Awesome post by Dan, even more so than usual!
Some indie history

Great article on indie games that brings a certain generational perspective to the table that is often missing from these discussions.

When I started making games in the mid 90's, it was on the tail end of the days where a small team with no financing could launch a PC game and make a living off the results. Even then that wasn't strictly true since even our first game was supported by Epic back when Epic was a ragtag collection of shareware developers.

The important part was that a small team could make a game and no one needed to give them permission.

Moving into the 2000's, publishers and consoles consolidated their power. Development costs increased. Small teams found themselves shut out. They didn't have the money, the size or the relationships to make games of the type that the business people desired. This was the era that helped cement the term 'breaking into the game industry' where the entry barriers were so high that you needed permission in order to make a living creating games.

If anyone is a game developer, you know that making games is not necessarily a choice. It is an act that boils up from within. To live in a bizarro situation where you cannot express yourself because someone holds the keys of expression is excruciating. I know amazing devs that have gone for years without releasing a game because of projects not getting greenlit or getting canceled for the most inane reasons imaginable. Ten thousand creative careers crushed in cubicles. Publisher and platform control of development destroyed developer freedom of expression.

For players, this is meaningless. They love games, not game developers. As the linked article states, indie doesn't mean much as a player facing term. However, for developers, watching someone shitcan your dreams can be one of the most formative and painful lessons of your career. When you feel in your heart of hearts that you are a game developer and then you find yourself instead living a day-to-day existence as either an exile, a sharecropper or a house slave, the cognitive dissonance is extreme.

So when new distribution channels like casual PC downloadable, Steam, flash portals, mobile, and social games opened up, a lot of developers got excited. This was a chance for them to again make games without a master.

I'm guessing there are a lot of newer developers that never went through this arc. Some of the current house slaves who started as young impressionable trainees from feeder schools likely never even contemplated an alternative to their current lives. Working for the man, getting your projects canceled, playing politics to advance, and releasing a sequel every three years is their definition of what it means to 'make games'.

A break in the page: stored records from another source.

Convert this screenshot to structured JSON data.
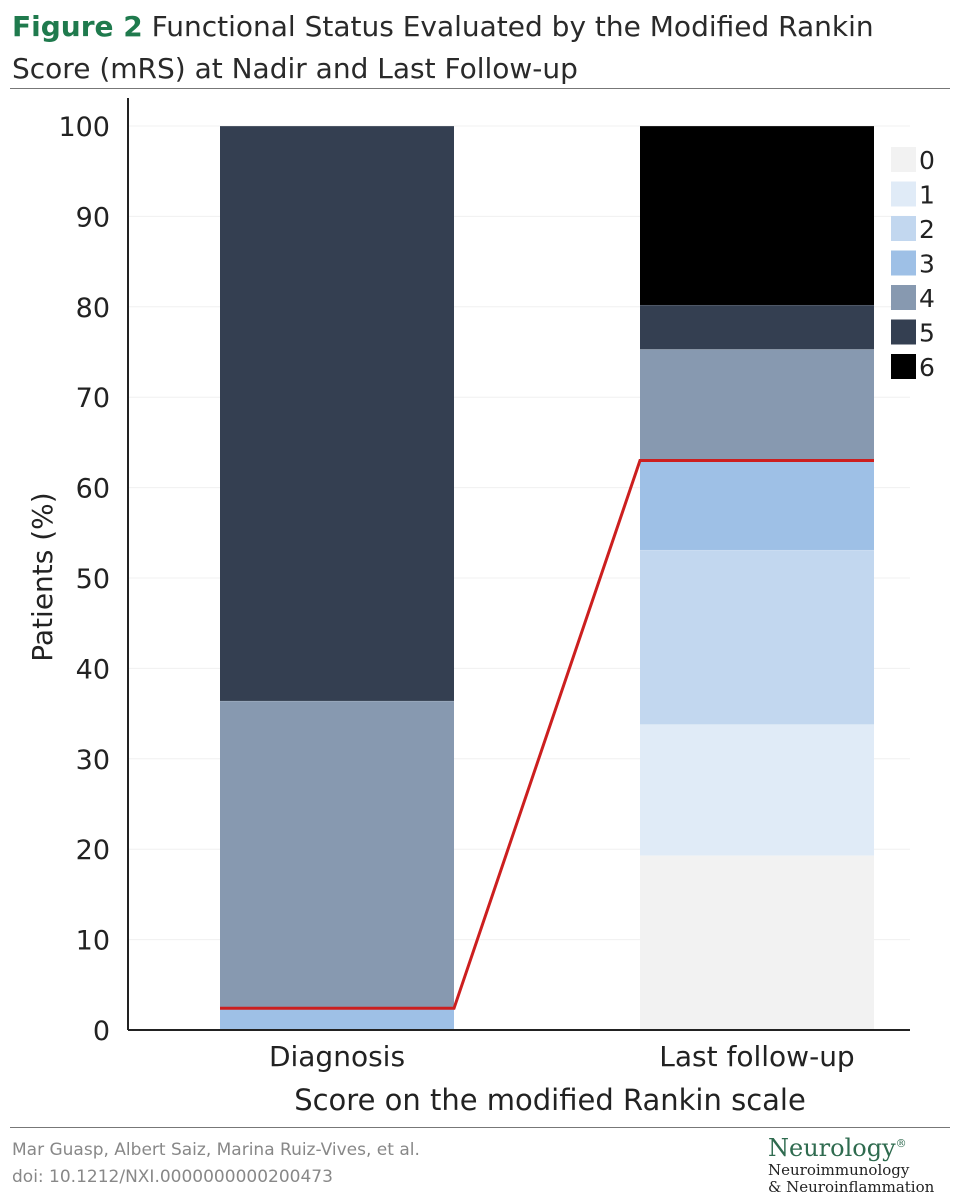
{
  "figure": {
    "label": "Figure 2",
    "title": "Functional Status Evaluated by the Modified Rankin Score (mRS) at Nadir and Last Follow-up"
  },
  "footer": {
    "authors": "Mar Guasp, Albert Saiz, Marina Ruiz-Vives, et al.",
    "doi": "doi: 10.1212/NXI.0000000000200473",
    "journal_brand": "Neurology",
    "journal_mark": "®",
    "journal_line1": "Neuroimmunology",
    "journal_line2": "& Neuroinflammation"
  },
  "chart_data": {
    "type": "bar",
    "stacked": true,
    "categories": [
      "Diagnosis",
      "Last follow-up"
    ],
    "xlabel": "Score on the modified Rankin scale",
    "ylabel": "Patients (%)",
    "ylim": [
      0,
      100
    ],
    "yticks": [
      0,
      10,
      20,
      30,
      40,
      50,
      60,
      70,
      80,
      90,
      100
    ],
    "legend_position": "top-right",
    "series": [
      {
        "name": "0",
        "color": "#f2f2f2",
        "values": [
          0,
          19.3
        ]
      },
      {
        "name": "1",
        "color": "#e0ebf7",
        "values": [
          0,
          14.5
        ]
      },
      {
        "name": "2",
        "color": "#c2d7ef",
        "values": [
          0,
          19.3
        ]
      },
      {
        "name": "3",
        "color": "#9ec0e6",
        "values": [
          2.4,
          9.9
        ]
      },
      {
        "name": "4",
        "color": "#8799b0",
        "values": [
          34.0,
          12.3
        ]
      },
      {
        "name": "5",
        "color": "#343f51",
        "values": [
          63.6,
          4.9
        ]
      },
      {
        "name": "6",
        "color": "#000000",
        "values": [
          0,
          19.8
        ]
      }
    ],
    "threshold_line": {
      "color": "#cc1f1f",
      "values": [
        2.4,
        63.0
      ]
    }
  }
}
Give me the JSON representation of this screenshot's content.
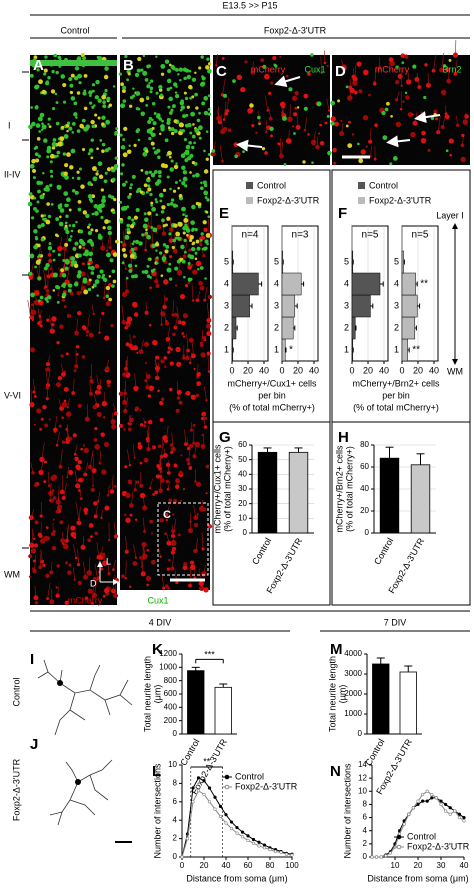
{
  "header": {
    "title": "E13.5 >> P15",
    "groups": [
      "Control",
      "Foxp2-Δ-3'UTR"
    ]
  },
  "panel_letters": [
    "A",
    "B",
    "C",
    "D",
    "E",
    "F",
    "G",
    "H",
    "I",
    "J",
    "K",
    "L",
    "M",
    "N"
  ],
  "layers": [
    "I",
    "II-IV",
    "V-VI",
    "WM"
  ],
  "image_labels": {
    "AB": [
      "mCherry",
      "Cux1"
    ],
    "C": [
      "mCherry",
      "Cux1"
    ],
    "D": [
      "mCherry",
      "Brn2"
    ]
  },
  "orientation": [
    "D",
    "L"
  ],
  "E": {
    "legend": [
      "Control",
      "Foxp2-Δ-3'UTR"
    ],
    "xlabel": [
      "mCherry+/Cux1+ cells",
      "per bin",
      "(% of total mCherry+)"
    ]
  },
  "F": {
    "legend": [
      "Control",
      "Foxp2-Δ-3'UTR"
    ],
    "xlabel": [
      "mCherry+/Brn2+ cells",
      "per bin",
      "(% of total mCherry+)"
    ],
    "axis_labels": [
      "Layer I",
      "WM"
    ]
  },
  "culture": {
    "groups": [
      "4 DIV",
      "7 DIV"
    ],
    "rows": [
      "Control",
      "Foxp2-Δ-3'UTR"
    ]
  },
  "chart_data": [
    {
      "type": "hbar",
      "categories": [
        "1",
        "2",
        "3",
        "4",
        "5"
      ],
      "values": [
        1,
        5,
        22,
        33,
        1
      ],
      "errors": [
        0.5,
        1.5,
        3,
        4,
        0.5
      ],
      "color": "#555555",
      "xlim": [
        0,
        45
      ],
      "xticks": [
        0,
        20,
        40
      ],
      "grid": true,
      "n": "n=4"
    },
    {
      "type": "hbar",
      "categories": [
        "1",
        "2",
        "3",
        "4",
        "5"
      ],
      "values": [
        4,
        14,
        16,
        24,
        1
      ],
      "errors": [
        1,
        2,
        3,
        3,
        0.5
      ],
      "color": "#bbbbbb",
      "xlim": [
        0,
        45
      ],
      "xticks": [
        0,
        20,
        40
      ],
      "grid": true,
      "n": "n=3",
      "annotations": [
        {
          "index": 0,
          "text": "*"
        }
      ]
    },
    {
      "type": "hbar",
      "categories": [
        "1",
        "2",
        "3",
        "4",
        "5"
      ],
      "values": [
        1,
        4,
        23,
        35,
        1
      ],
      "errors": [
        0.5,
        1,
        3,
        4,
        0.5
      ],
      "color": "#555555",
      "xlim": [
        0,
        45
      ],
      "xticks": [
        0,
        20,
        40
      ],
      "grid": true,
      "n": "n=5"
    },
    {
      "type": "hbar",
      "categories": [
        "1",
        "2",
        "3",
        "4",
        "5"
      ],
      "values": [
        7,
        16,
        19,
        17,
        2
      ],
      "errors": [
        2,
        2,
        3,
        2,
        1
      ],
      "color": "#bbbbbb",
      "xlim": [
        0,
        45
      ],
      "xticks": [
        0,
        20,
        40
      ],
      "grid": true,
      "n": "n=5",
      "annotations": [
        {
          "index": 0,
          "text": "**"
        },
        {
          "index": 3,
          "text": "**"
        }
      ]
    },
    {
      "type": "bar",
      "categories": [
        "Control",
        "Foxp2-Δ-3'UTR"
      ],
      "values": [
        55,
        55
      ],
      "errors": [
        3,
        3
      ],
      "colors": [
        "#000000",
        "#c8c8c8"
      ],
      "ylabel": [
        "mCherry+/Cux1+ cells",
        "(% of total mCherry+)"
      ],
      "ylim": [
        0,
        60
      ],
      "yticks": [
        0,
        10,
        20,
        30,
        40,
        50,
        60
      ],
      "grid": true
    },
    {
      "type": "bar",
      "categories": [
        "Control",
        "Foxp2-Δ-3'UTR"
      ],
      "values": [
        68,
        62
      ],
      "errors": [
        10,
        10
      ],
      "colors": [
        "#000000",
        "#c8c8c8"
      ],
      "ylabel": [
        "mCherry+/Brn2+ cells",
        "(% of total mCherry+)"
      ],
      "ylim": [
        0,
        80
      ],
      "yticks": [
        0,
        20,
        40,
        60,
        80
      ],
      "grid": true
    },
    {
      "type": "bar",
      "categories": [
        "Control",
        "Foxp2-Δ-3'UTR"
      ],
      "values": [
        950,
        700
      ],
      "errors": [
        50,
        50
      ],
      "colors": [
        "#000000",
        "#ffffff"
      ],
      "ylabel": [
        "Total neurite length",
        "(μm)"
      ],
      "ylim": [
        0,
        1200
      ],
      "yticks": [
        0,
        200,
        400,
        600,
        800,
        1000,
        1200
      ],
      "grid": false,
      "annotation": "***"
    },
    {
      "type": "bar",
      "categories": [
        "Control",
        "Foxp2-Δ-3'UTR"
      ],
      "values": [
        3500,
        3100
      ],
      "errors": [
        300,
        300
      ],
      "colors": [
        "#000000",
        "#ffffff"
      ],
      "ylabel": [
        "Total neurite length",
        "(μm)"
      ],
      "ylim": [
        0,
        4000
      ],
      "yticks": [
        0,
        1000,
        2000,
        3000,
        4000
      ],
      "grid": false
    },
    {
      "type": "line",
      "xlabel": "Distance from soma (μm)",
      "ylabel": "Number of intersections",
      "x": [
        0,
        5,
        10,
        15,
        20,
        25,
        30,
        35,
        40,
        45,
        50,
        55,
        60,
        65,
        70,
        75,
        80,
        85,
        90,
        95,
        100
      ],
      "series": [
        {
          "name": "Control",
          "color": "#000000",
          "marker": "filled",
          "values": [
            0,
            2.5,
            7.5,
            8.6,
            8.3,
            7.5,
            6.5,
            5.5,
            4.6,
            3.8,
            3.2,
            2.7,
            2.3,
            1.9,
            1.6,
            1.3,
            1.0,
            0.8,
            0.6,
            0.4,
            0.3
          ]
        },
        {
          "name": "Foxp2-Δ-3'UTR",
          "color": "#888888",
          "marker": "open",
          "values": [
            0,
            2,
            6,
            7.2,
            6.8,
            6.0,
            5.2,
            4.4,
            3.7,
            3.1,
            2.6,
            2.2,
            1.8,
            1.5,
            1.2,
            1.0,
            0.8,
            0.6,
            0.5,
            0.3,
            0.2
          ]
        }
      ],
      "xlim": [
        0,
        100
      ],
      "xticks": [
        0,
        20,
        40,
        60,
        80,
        100
      ],
      "ylim": [
        0,
        10
      ],
      "yticks": [
        0,
        2,
        4,
        6,
        8,
        10
      ],
      "legend": "upper right",
      "annotation": {
        "x": [
          8,
          37
        ],
        "text": "**"
      }
    },
    {
      "type": "line",
      "xlabel": "Distance from soma (μm)",
      "ylabel": "Number of intersections",
      "x": [
        0,
        2,
        4,
        6,
        8,
        10,
        12,
        14,
        16,
        18,
        20,
        22,
        24,
        26,
        28,
        30,
        32,
        34,
        36,
        38,
        40
      ],
      "series": [
        {
          "name": "Control",
          "color": "#000000",
          "marker": "filled",
          "values": [
            0,
            0,
            0,
            0.3,
            0.8,
            2,
            4,
            5.5,
            6.5,
            7.5,
            8,
            8.5,
            8.5,
            9,
            9,
            8.5,
            8,
            7.5,
            7,
            6.5,
            6
          ]
        },
        {
          "name": "Foxp2-Δ-3'UTR",
          "color": "#888888",
          "marker": "open",
          "values": [
            0,
            0,
            0,
            0.2,
            0.6,
            1.5,
            3.5,
            5,
            6.5,
            7.5,
            8.5,
            9.5,
            10,
            9.5,
            9,
            8,
            7,
            6.5,
            7,
            6,
            5.5
          ]
        }
      ],
      "xlim": [
        0,
        40
      ],
      "xticks": [
        10,
        20,
        30,
        40
      ],
      "ylim": [
        0,
        14
      ],
      "yticks": [
        0,
        2,
        4,
        6,
        8,
        10,
        12,
        14
      ],
      "legend": "lower right"
    }
  ]
}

Or there are the new indies that just assume everyone with access to Flash can reach a million players and that making money is what it is really about. "What's the big deal if I set up some publishing deals with a larger company? Sure, I'll sell my IP...I can make other IPs. And that 3 game publishing contract gives me stability! In this topsy turvy world of indie development, I need money more than independence. And solid business practices. And someone to take care of us. Like a publisher. Or a Zynga."

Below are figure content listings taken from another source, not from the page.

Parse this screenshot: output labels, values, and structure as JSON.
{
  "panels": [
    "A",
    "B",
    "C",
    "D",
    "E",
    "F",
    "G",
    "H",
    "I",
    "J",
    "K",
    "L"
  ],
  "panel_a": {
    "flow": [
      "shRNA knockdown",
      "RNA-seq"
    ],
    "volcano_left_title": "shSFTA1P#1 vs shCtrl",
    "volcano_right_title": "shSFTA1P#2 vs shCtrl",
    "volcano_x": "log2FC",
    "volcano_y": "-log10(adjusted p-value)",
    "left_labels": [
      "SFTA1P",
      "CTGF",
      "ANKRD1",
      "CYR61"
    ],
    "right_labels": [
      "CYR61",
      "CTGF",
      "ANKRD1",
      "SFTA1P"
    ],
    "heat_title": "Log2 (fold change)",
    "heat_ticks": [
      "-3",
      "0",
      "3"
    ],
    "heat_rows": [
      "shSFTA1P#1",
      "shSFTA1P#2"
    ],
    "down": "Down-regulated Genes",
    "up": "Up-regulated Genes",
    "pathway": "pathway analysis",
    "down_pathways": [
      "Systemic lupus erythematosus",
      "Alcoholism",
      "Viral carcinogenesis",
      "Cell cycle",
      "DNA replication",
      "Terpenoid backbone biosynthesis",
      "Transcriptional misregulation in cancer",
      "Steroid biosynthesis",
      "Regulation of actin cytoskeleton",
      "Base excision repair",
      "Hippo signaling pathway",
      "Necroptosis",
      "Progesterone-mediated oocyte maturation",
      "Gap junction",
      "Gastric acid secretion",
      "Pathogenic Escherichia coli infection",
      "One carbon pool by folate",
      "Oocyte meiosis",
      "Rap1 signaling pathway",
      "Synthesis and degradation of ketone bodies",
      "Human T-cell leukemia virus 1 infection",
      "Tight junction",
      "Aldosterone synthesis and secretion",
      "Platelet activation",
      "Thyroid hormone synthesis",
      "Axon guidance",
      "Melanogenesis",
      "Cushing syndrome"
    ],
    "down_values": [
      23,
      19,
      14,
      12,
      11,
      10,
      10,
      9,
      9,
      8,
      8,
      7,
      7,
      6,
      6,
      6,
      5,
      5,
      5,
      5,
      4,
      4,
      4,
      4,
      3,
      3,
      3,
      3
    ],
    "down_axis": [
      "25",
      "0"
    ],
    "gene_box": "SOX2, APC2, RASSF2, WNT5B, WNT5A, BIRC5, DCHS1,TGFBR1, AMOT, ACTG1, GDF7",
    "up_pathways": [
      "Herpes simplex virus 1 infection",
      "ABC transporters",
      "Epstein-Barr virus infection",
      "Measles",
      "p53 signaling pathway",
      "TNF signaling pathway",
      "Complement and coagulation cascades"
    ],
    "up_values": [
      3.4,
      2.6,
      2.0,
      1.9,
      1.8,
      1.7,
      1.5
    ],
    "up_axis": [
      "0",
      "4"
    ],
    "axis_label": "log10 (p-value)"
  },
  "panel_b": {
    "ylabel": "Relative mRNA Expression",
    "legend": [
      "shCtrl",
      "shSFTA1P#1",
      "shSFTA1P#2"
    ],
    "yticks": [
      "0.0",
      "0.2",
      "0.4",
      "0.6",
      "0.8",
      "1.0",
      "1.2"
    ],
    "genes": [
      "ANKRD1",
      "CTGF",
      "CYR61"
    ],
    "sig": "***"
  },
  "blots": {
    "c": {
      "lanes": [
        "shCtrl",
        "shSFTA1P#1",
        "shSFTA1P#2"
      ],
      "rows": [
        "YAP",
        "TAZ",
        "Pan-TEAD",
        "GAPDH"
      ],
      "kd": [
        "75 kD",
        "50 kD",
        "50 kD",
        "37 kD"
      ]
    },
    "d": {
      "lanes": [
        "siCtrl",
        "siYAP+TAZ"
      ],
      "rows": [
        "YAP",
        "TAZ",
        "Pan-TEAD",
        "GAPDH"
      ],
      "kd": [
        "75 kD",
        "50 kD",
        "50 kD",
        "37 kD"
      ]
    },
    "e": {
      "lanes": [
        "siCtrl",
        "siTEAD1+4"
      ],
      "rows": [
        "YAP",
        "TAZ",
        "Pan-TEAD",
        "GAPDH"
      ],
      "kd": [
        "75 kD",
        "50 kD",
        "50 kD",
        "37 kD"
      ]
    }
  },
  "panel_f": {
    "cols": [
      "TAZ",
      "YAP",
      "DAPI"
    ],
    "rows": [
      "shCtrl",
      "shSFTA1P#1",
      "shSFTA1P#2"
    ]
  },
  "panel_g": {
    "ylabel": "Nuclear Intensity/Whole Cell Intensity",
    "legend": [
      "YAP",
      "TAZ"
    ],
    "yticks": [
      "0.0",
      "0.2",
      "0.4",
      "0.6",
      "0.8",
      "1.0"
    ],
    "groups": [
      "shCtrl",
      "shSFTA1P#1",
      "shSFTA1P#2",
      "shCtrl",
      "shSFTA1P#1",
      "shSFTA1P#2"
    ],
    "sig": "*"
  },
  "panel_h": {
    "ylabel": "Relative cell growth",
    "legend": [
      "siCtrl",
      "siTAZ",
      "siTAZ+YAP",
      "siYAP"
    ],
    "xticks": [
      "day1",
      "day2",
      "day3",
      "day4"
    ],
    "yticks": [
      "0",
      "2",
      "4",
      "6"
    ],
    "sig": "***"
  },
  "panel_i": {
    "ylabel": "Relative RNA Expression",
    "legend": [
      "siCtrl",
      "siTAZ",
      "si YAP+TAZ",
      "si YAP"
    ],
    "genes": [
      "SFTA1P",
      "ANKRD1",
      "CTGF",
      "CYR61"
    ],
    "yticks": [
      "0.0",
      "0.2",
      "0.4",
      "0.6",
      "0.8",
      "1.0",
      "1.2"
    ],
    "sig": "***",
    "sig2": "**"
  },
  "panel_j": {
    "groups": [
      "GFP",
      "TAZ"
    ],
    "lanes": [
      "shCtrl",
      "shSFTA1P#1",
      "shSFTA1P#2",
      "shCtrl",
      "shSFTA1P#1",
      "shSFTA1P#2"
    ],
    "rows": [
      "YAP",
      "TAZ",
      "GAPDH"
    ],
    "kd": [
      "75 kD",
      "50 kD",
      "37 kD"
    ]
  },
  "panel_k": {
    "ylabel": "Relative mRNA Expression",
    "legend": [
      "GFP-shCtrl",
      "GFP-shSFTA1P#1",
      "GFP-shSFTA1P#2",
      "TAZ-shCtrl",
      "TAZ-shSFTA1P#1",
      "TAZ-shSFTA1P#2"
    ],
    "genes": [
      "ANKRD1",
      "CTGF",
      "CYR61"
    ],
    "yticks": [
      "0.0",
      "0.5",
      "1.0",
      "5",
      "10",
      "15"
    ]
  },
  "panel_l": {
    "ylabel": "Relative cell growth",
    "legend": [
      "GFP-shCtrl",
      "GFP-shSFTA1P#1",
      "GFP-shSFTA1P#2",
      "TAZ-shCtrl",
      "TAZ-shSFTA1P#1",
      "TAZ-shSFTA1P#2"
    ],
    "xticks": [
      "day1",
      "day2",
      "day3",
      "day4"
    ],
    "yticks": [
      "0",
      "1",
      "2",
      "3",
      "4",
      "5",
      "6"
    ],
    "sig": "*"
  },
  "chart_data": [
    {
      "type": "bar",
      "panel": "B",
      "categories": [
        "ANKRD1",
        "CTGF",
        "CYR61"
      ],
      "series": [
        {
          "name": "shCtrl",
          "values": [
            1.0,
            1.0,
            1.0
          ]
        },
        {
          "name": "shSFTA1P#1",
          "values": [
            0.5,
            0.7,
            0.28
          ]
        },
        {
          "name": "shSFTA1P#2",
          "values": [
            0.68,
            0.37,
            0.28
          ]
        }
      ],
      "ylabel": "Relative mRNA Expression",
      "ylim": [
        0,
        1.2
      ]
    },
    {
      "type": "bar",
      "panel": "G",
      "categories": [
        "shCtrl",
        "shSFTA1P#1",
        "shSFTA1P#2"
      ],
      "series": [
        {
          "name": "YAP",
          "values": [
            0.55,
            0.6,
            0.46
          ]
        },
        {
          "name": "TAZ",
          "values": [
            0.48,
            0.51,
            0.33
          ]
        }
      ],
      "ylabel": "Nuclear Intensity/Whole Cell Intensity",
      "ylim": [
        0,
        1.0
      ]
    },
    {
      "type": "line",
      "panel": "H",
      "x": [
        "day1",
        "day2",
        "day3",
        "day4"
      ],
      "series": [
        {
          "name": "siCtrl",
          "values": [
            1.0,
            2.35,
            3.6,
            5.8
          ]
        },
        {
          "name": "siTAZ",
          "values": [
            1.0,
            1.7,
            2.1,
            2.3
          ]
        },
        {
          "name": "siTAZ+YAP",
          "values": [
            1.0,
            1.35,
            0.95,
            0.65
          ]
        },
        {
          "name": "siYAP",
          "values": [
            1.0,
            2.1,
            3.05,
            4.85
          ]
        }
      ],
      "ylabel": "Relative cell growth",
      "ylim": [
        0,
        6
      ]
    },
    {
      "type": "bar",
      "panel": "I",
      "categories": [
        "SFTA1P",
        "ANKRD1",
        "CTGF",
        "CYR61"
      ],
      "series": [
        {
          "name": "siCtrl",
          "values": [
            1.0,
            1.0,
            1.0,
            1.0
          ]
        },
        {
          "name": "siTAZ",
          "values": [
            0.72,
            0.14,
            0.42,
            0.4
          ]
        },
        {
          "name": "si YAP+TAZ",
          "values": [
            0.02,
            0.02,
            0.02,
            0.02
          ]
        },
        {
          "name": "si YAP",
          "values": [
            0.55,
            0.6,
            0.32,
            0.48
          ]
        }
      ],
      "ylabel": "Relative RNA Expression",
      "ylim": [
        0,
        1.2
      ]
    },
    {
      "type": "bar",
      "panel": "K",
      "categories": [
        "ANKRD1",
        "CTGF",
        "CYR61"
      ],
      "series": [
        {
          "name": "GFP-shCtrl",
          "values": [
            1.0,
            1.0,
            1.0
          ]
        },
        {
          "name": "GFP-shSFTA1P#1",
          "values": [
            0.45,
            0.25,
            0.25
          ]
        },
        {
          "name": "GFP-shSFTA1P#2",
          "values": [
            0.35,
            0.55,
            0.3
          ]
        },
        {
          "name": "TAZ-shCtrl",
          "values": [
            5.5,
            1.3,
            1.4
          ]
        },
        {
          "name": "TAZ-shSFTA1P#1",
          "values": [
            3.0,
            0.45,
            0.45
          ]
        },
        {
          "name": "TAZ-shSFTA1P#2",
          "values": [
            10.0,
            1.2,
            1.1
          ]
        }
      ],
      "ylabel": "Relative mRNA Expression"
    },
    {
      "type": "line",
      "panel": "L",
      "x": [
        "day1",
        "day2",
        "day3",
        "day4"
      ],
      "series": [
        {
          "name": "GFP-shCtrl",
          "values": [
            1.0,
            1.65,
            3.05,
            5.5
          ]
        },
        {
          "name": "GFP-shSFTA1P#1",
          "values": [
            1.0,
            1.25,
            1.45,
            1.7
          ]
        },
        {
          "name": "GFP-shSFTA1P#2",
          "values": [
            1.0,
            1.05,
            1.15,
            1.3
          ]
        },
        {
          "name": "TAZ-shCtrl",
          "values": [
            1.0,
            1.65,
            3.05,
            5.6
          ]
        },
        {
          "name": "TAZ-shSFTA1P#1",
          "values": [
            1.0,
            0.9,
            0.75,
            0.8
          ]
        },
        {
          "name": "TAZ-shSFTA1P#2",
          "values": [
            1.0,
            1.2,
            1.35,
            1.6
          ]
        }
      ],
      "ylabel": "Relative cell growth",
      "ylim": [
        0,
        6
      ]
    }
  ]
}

Game developers have a heritage now. We have a history worth knowing and understanding. There is a pattern of glory and of abuse. Your current career is a thread in a large weave. Do not be myopic. Do not be selfish. Consider where your decisions lead this industry in the next decade.

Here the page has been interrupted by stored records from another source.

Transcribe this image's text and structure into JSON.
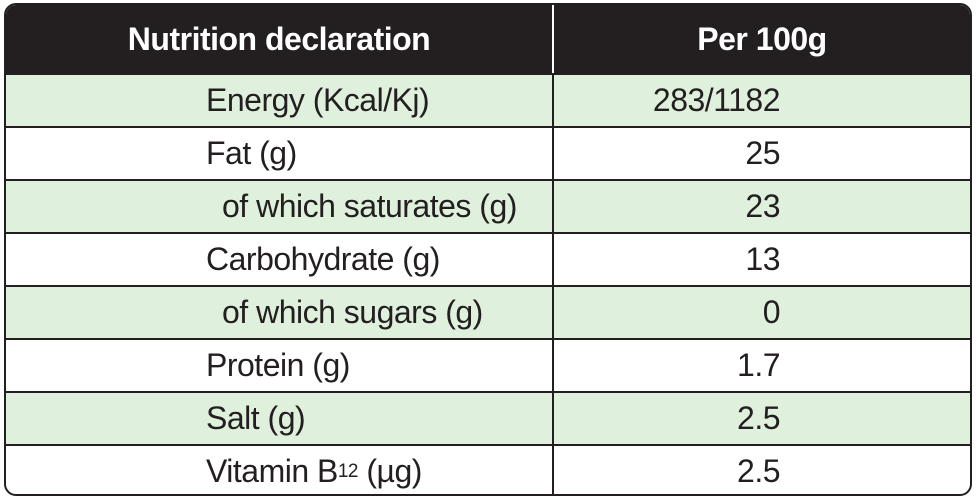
{
  "header": {
    "label": "Nutrition declaration",
    "value": "Per 100g"
  },
  "rows": [
    {
      "label": "Energy (Kcal/Kj)",
      "value": "283/1182",
      "shaded": true,
      "indent": false
    },
    {
      "label": "Fat (g)",
      "value": "25",
      "shaded": false,
      "indent": false
    },
    {
      "label": "of which saturates (g)",
      "value": "23",
      "shaded": true,
      "indent": true
    },
    {
      "label": "Carbohydrate (g)",
      "value": "13",
      "shaded": false,
      "indent": false
    },
    {
      "label": "of which sugars (g)",
      "value": "0",
      "shaded": true,
      "indent": true
    },
    {
      "label": "Protein (g)",
      "value": "1.7",
      "shaded": false,
      "indent": false
    },
    {
      "label": "Salt (g)",
      "value": "2.5",
      "shaded": true,
      "indent": false
    },
    {
      "label_prefix": "Vitamin B",
      "label_sub": "12",
      "label_suffix": " (µg)",
      "value": "2.5",
      "shaded": false,
      "indent": false
    }
  ],
  "colors": {
    "header_bg": "#231f20",
    "shaded_row": "#dff0dc",
    "border": "#231f20"
  }
}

This currently is a great time for small teams to make great, financially successful games with very few gatekeepers. It is incredibly precious and is the core of my identity as a game developer. Every day I wake up with the knowledge that we lost that. It was gone and never coming back. The future was 400 person teams with zero room for personal creativity.

And then I look around and see the indie movement. Thousands of developers making the games that they want to make independent of anyone permission. It is a complete miracle that we got our freedom back. Cherish it. Never give it up again.